So, you want a dial-up connection to dial whenever a program "asks" for a remote resource (i.e. uses the internet)? Pretty standard - you goto the Internet Settings in the Control Panel, and look at the Connections tab. You should see any dial-up connection you have in the listbox, and below that the options you seek -- either "Always dial this connection" or "Dial this connection whenever a Network Connection is unavailable." I usually stick with the second option, since it seems more stable and reliable on the embedded systems I maintain.

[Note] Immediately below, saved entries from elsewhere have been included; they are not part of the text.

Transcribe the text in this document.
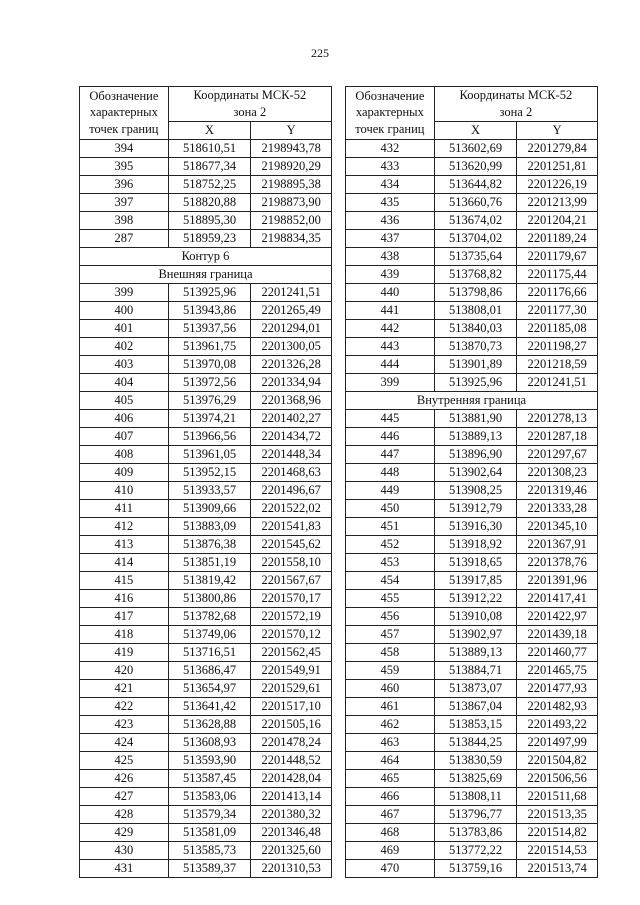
225
Обозначение
характерных
точек границ	Координаты МСК-52
зона 2	
	X	Y
394	518610,51	2198943,78
395	518677,34	2198920,29
396	518752,25	2198895,38
397	518820,88	2198873,90
398	518895,30	2198852,00
287	518959,23	2198834,35
Контур 6		
Внешняя граница		
399	513925,96	2201241,51
400	513943,86	2201265,49
401	513937,56	2201294,01
402	513961,75	2201300,05
403	513970,08	2201326,28
404	513972,56	2201334,94
405	513976,29	2201368,96
406	513974,21	2201402,27
407	513966,56	2201434,72
408	513961,05	2201448,34
409	513952,15	2201468,63
410	513933,57	2201496,67
411	513909,66	2201522,02
412	513883,09	2201541,83
413	513876,38	2201545,62
414	513851,19	2201558,10
415	513819,42	2201567,67
416	513800,86	2201570,17
417	513782,68	2201572,19
418	513749,06	2201570,12
419	513716,51	2201562,45
420	513686,47	2201549,91
421	513654,97	2201529,61
422	513641,42	2201517,10
423	513628,88	2201505,16
424	513608,93	2201478,24
425	513593,90	2201448,52
426	513587,45	2201428,04
427	513583,06	2201413,14
428	513579,34	2201380,32
429	513581,09	2201346,48
430	513585,73	2201325,60
431	513589,37	2201310,53
Обозначение
характерных
точек границ	Координаты МСК-52
зона 2	
	X	Y
432	513602,69	2201279,84
433	513620,99	2201251,81
434	513644,82	2201226,19
435	513660,76	2201213,99
436	513674,02	2201204,21
437	513704,02	2201189,24
438	513735,64	2201179,67
439	513768,82	2201175,44
440	513798,86	2201176,66
441	513808,01	2201177,30
442	513840,03	2201185,08
443	513870,73	2201198,27
444	513901,89	2201218,59
399	513925,96	2201241,51
Внутренняя граница		
445	513881,90	2201278,13
446	513889,13	2201287,18
447	513896,90	2201297,67
448	513902,64	2201308,23
449	513908,25	2201319,46
450	513912,79	2201333,28
451	513916,30	2201345,10
452	513918,92	2201367,91
453	513918,65	2201378,76
454	513917,85	2201391,96
455	513912,22	2201417,41
456	513910,08	2201422,97
457	513902,97	2201439,18
458	513889,13	2201460,77
459	513884,71	2201465,75
460	513873,07	2201477,93
461	513867,04	2201482,93
462	513853,15	2201493,22
463	513844,25	2201497,99
464	513830,59	2201504,82
465	513825,69	2201506,56
466	513808,11	2201511,68
467	513796,77	2201513,35
468	513783,86	2201514,82
469	513772,22	2201514,53
470	513759,16	2201513,74
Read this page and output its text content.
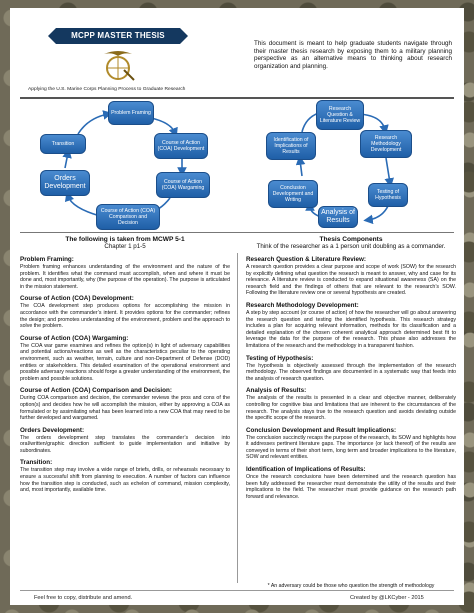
MCPP MASTER THESIS
Applying the U.S. Marine Corps Planning Process to Graduate Research
This document is meant to help graduate students navigate through their master thesis research by exposing them to a military planning perspective as an alternative means to thinking about research organization and planning.
Problem Framing
Course of Action (COA) Development
Course of Action (COA) Wargaming
Course of Action (COA) Comparison and Decision
Orders Development
Transition
Research Question & Literature Review
Research Methodology Development
Testing of Hypothesis
Analysis of Results
Conclusion Development and Writing
Identification of Implications of Results
The following is taken from MCWP 5-1
Chapter 1 p1-5
Thesis Components
Think of the researcher as a 1 person unit doubling as a commander.
Problem Framing:

Problem framing enhances understanding of the environment and the nature of the problem. It identifies what the command must accomplish, when and where it must be done and, most importantly, why (the purpose of the operation). The purpose is articulated in the mission statement.

Course of Action (COA) Development:

The COA development step produces options for accomplishing the mission in accordance with the commander’s intent. It provides options for the commander; refines the design; and promotes understanding of the environment, problem and the approach to solve the problem.

Course of Action (COA) Wargaming:

The COA war game examines and refines the option(s) in light of adversary capabilities and potential actions/reactions as well as the characteristics peculiar to the operating environment, such as weather, terrain, culture and non-Department of Defense (DOD) entities or stakeholders. This detailed examination of the operational environment and possible adversary reactions should forge a greater understanding of the environment, the problem and possible solutions.

Course of Action (COA) Comparison and Decision:

During COA comparison and decision, the commander reviews the pros and cons of the option(s) and decides how he will accomplish the mission, either by approving a COA as formulated or by assimilating what has been learned into a new COA that may need to be further developed and wargamed.

Orders Development:

The orders development step translates the commander’s decision into oral/written/graphic direction sufficient to guide implementation and initiative by subordinates.

Transition:

The transition step may involve a wide range of briefs, drills, or rehearsals necessary to ensure a successful shift from planning to execution. A number of factors can influence how the transition step is conducted, such as echelon of command, mission complexity, and, most importantly, available time.

Research Question & Literature Review:

A research question provides a clear purpose and scope of work (SOW) for the research by explicitly defining what question the research is meant to answer, why and case for its relevance. A literature review is conducted to expand situational awareness (SA) on the research field and the findings of others that are relevant to the research’s SOW. Following the literature review one or several hypothesis are created.

Research Methodology Development:

A step by step account (or course of action) of how the researcher will go about answering the research question and testing the identified hypothesis. This research strategy includes a plan for acquiring relevant information, methods for its classification and a detailed explanation of the chosen coherent analytical approach determined best fit to leverage the data for the purpose of the research. This phase also addresses the limitations of the research and the methodology in a transparent fashion.

Testing of Hypothesis:

The hypothesis is objectively assessed through the implementation of the research methodology. The observed findings are documented in a systematic way that feeds into the analysis of research question.

Analysis of Results:

The analysis of the results is presented in a clear and objective manner, deliberately controlling for cognitive bias and limitations that are inherent to the circumstances of the research. The analysis stays true to the research question and avoids deviating outside the specific scope of the research.

Conclusion Development and Result Implications:

The conclusion succinctly recaps the purpose of the research, its SOW and highlights how it addresses pertinent literature gaps. The importance (or lack thereof) of the results are conveyed in terms of their short term, long term and broader implications to the literature, SOW and relevant entities.

Identification of Implications of Results:

Once the research conclusions have been determined and the research question has been fully addressed the researcher must demonstrate the utility of the results and their implications to the field. The researcher must provide guidance on the research path forward and relevance.

* An adversary could be those who question the strength of methodology
Feel free to copy, distribute and amend.	Created by @LKCyber - 2015
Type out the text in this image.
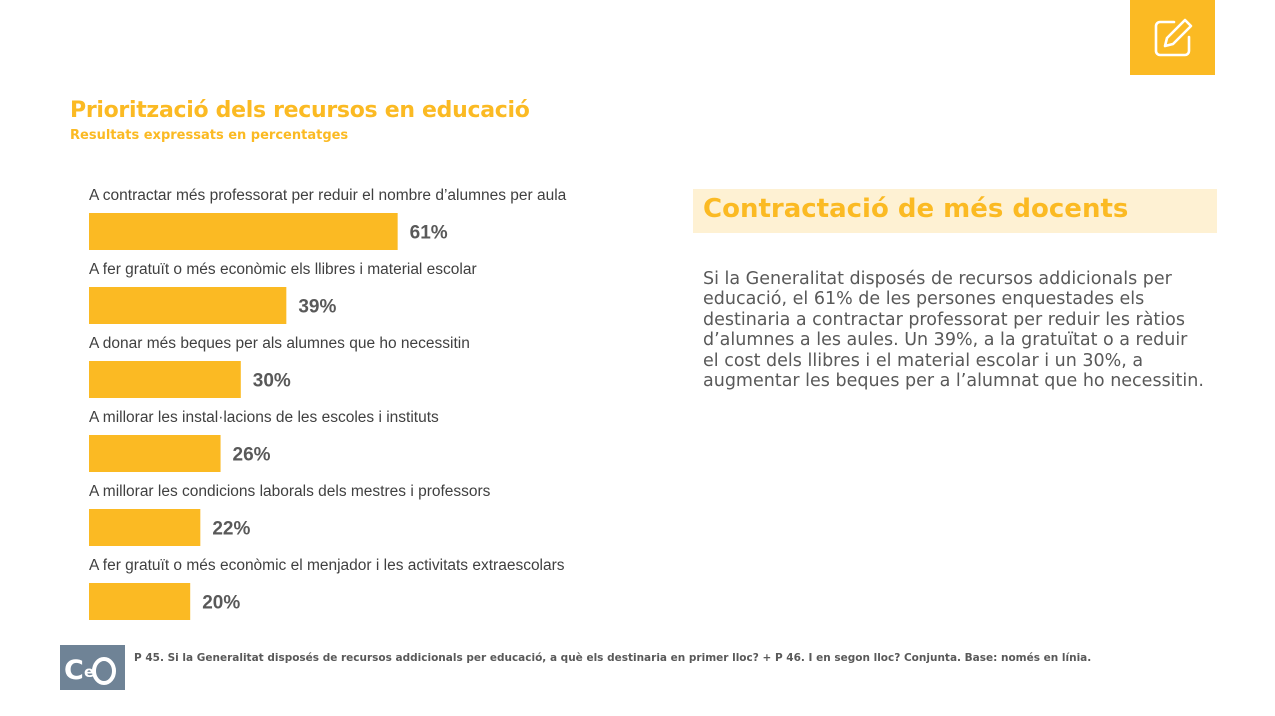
Priorització dels recursos en educació

Resultats expressats en percentatges

A contractar més professorat per reduir el nombre d’alumnes per aula
61%
A fer gratuït o més econòmic els llibres i material escolar
39%
A donar més beques per als alumnes que ho necessitin
30%
A millorar les instal·lacions de les escoles i instituts
26%
A millorar les condicions laborals dels mestres i professors
22%
A fer gratuït o més econòmic el menjador i les activitats extraescolars
20%

Contractació de més docents

Si la Generalitat disposés de recursos addicionals per educació, el 61% de les persones enquestades els destinaria a contractar professorat per reduir les ràtios d’alumnes a les aules. Un 39%, a la gratuïtat o a reduir el cost dels llibres i el material escolar i un 30%, a augmentar les beques per a l’alumnat que ho necessitin.

C e

P 45. Si la Generalitat disposés de recursos addicionals per educació, a què els destinaria en primer lloc? + P 46. I en segon lloc? Conjunta. Base: només en línia.
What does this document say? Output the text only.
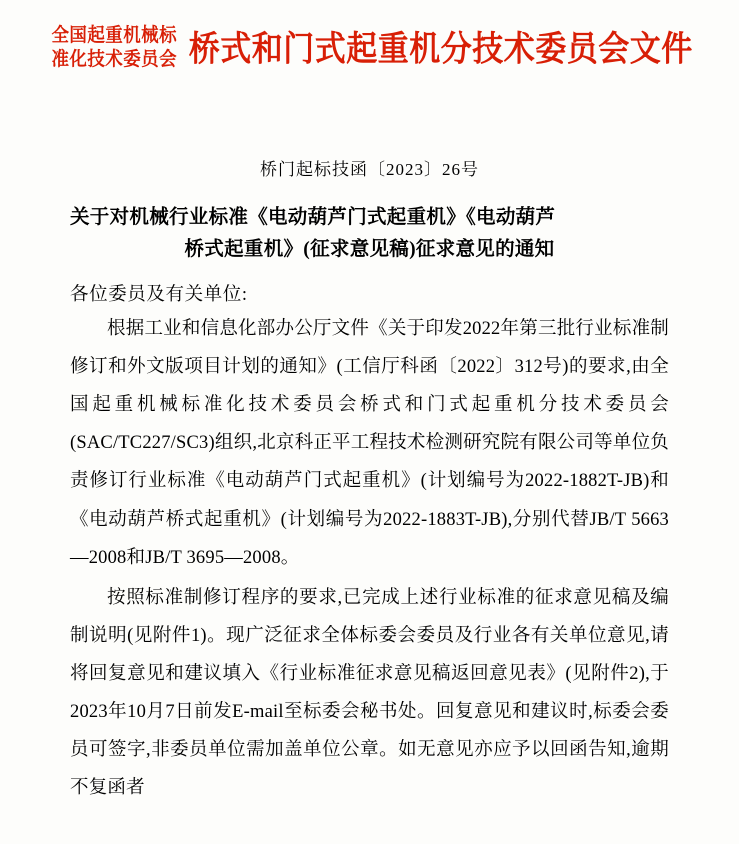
全国起重机械标
准化技术委员会 桥式和门式起重机分技术委员会文件
桥门起标技函〔2023〕26号
关于对机械行业标准《电动葫芦门式起重机》《电动葫芦
桥式起重机》(征求意见稿)征求意见的通知
各位委员及有关单位:

根据工业和信息化部办公厅文件《关于印发2022年第三批行业标准制修订和外文版项目计划的通知》(工信厅科函〔2022〕312号)的要求,由全国起重机械标准化技术委员会桥式和门式起重机分技术委员会(SAC/TC227/SC3)组织,北京科正平工程技术检测研究院有限公司等单位负责修订行业标准《电动葫芦门式起重机》(计划编号为2022-1882T-JB)和《电动葫芦桥式起重机》(计划编号为2022-1883T-JB),分别代替JB/T 5663—2008和JB/T 3695—2008。

按照标准制修订程序的要求,已完成上述行业标准的征求意见稿及编制说明(见附件1)。现广泛征求全体标委会委员及行业各有关单位意见,请将回复意见和建议填入《行业标准征求意见稿返回意见表》(见附件2),于2023年10月7日前发E-mail至标委会秘书处。回复意见和建议时,标委会委员可签字,非委员单位需加盖单位公章。如无意见亦应予以回函告知,逾期不复函者
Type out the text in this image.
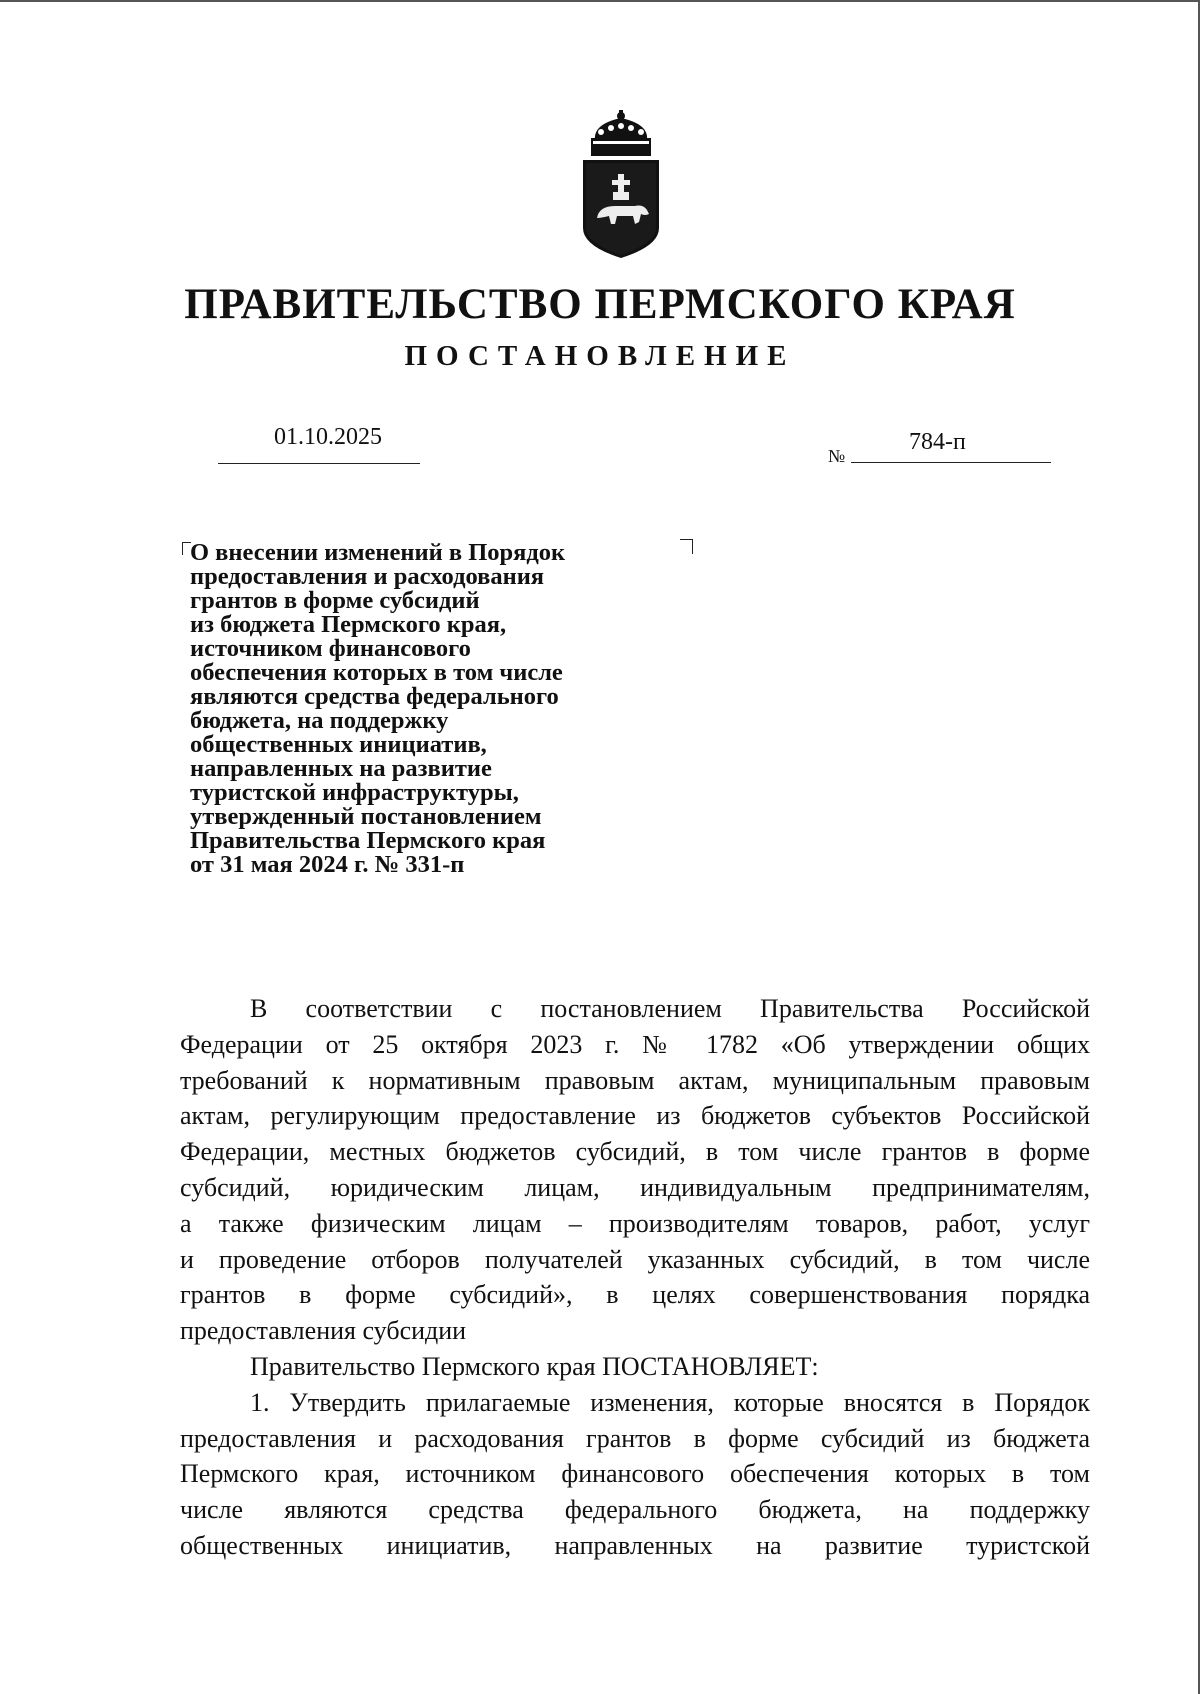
ПРАВИТЕЛЬСТВО ПЕРМСКОГО КРАЯ
ПОСТАНОВЛЕНИЕ
01.10.2025
№
784-п
О внесении изменений в Порядок
предоставления и расходования
грантов в форме субсидий
из бюджета Пермского края,
источником финансового
обеспечения которых в том числе
являются средства федерального
бюджета, на поддержку
общественных инициатив,
направленных на развитие
туристской инфраструктуры,
утвержденный постановлением
Правительства Пермского края
от 31 мая 2024 г. № 331-п
В соответствии с постановлением Правительства Российской
Федерации от 25 октября 2023 г. № 1782 «Об утверждении общих
требований к нормативным правовым актам, муниципальным правовым
актам, регулирующим предоставление из бюджетов субъектов Российской
Федерации, местных бюджетов субсидий, в том числе грантов в форме
субсидий, юридическим лицам, индивидуальным предпринимателям,
а также физическим лицам – производителям товаров, работ, услуг
и проведение отборов получателей указанных субсидий, в том числе
грантов в форме субсидий», в целях совершенствования порядка
предоставления субсидии
Правительство Пермского края ПОСТАНОВЛЯЕТ:
1. Утвердить прилагаемые изменения, которые вносятся в Порядок
предоставления и расходования грантов в форме субсидий из бюджета
Пермского края, источником финансового обеспечения которых в том
числе являются средства федерального бюджета, на поддержку
общественных инициатив, направленных на развитие туристской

This is all well and good, but I soon ran into a problem. After going through this setup, the first time you open an internet-savvy application and it attempts to use the remote resource, you'll be presented with a small dialog that lists the connection, has three buttons (Connect, Settings, and Work Offline) and also has a checkbox that is empty marked "Connect automatically." The problem is, the devices I'm engineering don't have a keyboard or mouse hooked up to them, and one of them is about 3 hours drive from here. So, the first time it drops the internet connection (which is dialed at startup fortunately) and these settings cause it to automatically connect again, it will throw this little dialog up on the screen and sit there - unaccessible to me since it is offline.
I used process monitor and my own development computer to (miraculously) narrow this down to one registry key. Interesting factoid: on my development laptop, Windows XP Pro hits the Registry (Mostly Reads fortunately) around 50 thousand times in the few second interval I captured using procman.exe! Here is the key:
[HKEY_CURRENT_USER\RemoteAccess\Profile\sprint] "AutoConnect"=dword:00000001
Oh, and make sure you change "sprint" to the name of your dial-up connection! [Thanks to KM from the XPE newsgroup for that reminder!] If the key exists, and is set to '1', it is equivalent to having checked "Automatically connect" in that annoying, useless dialog the first time.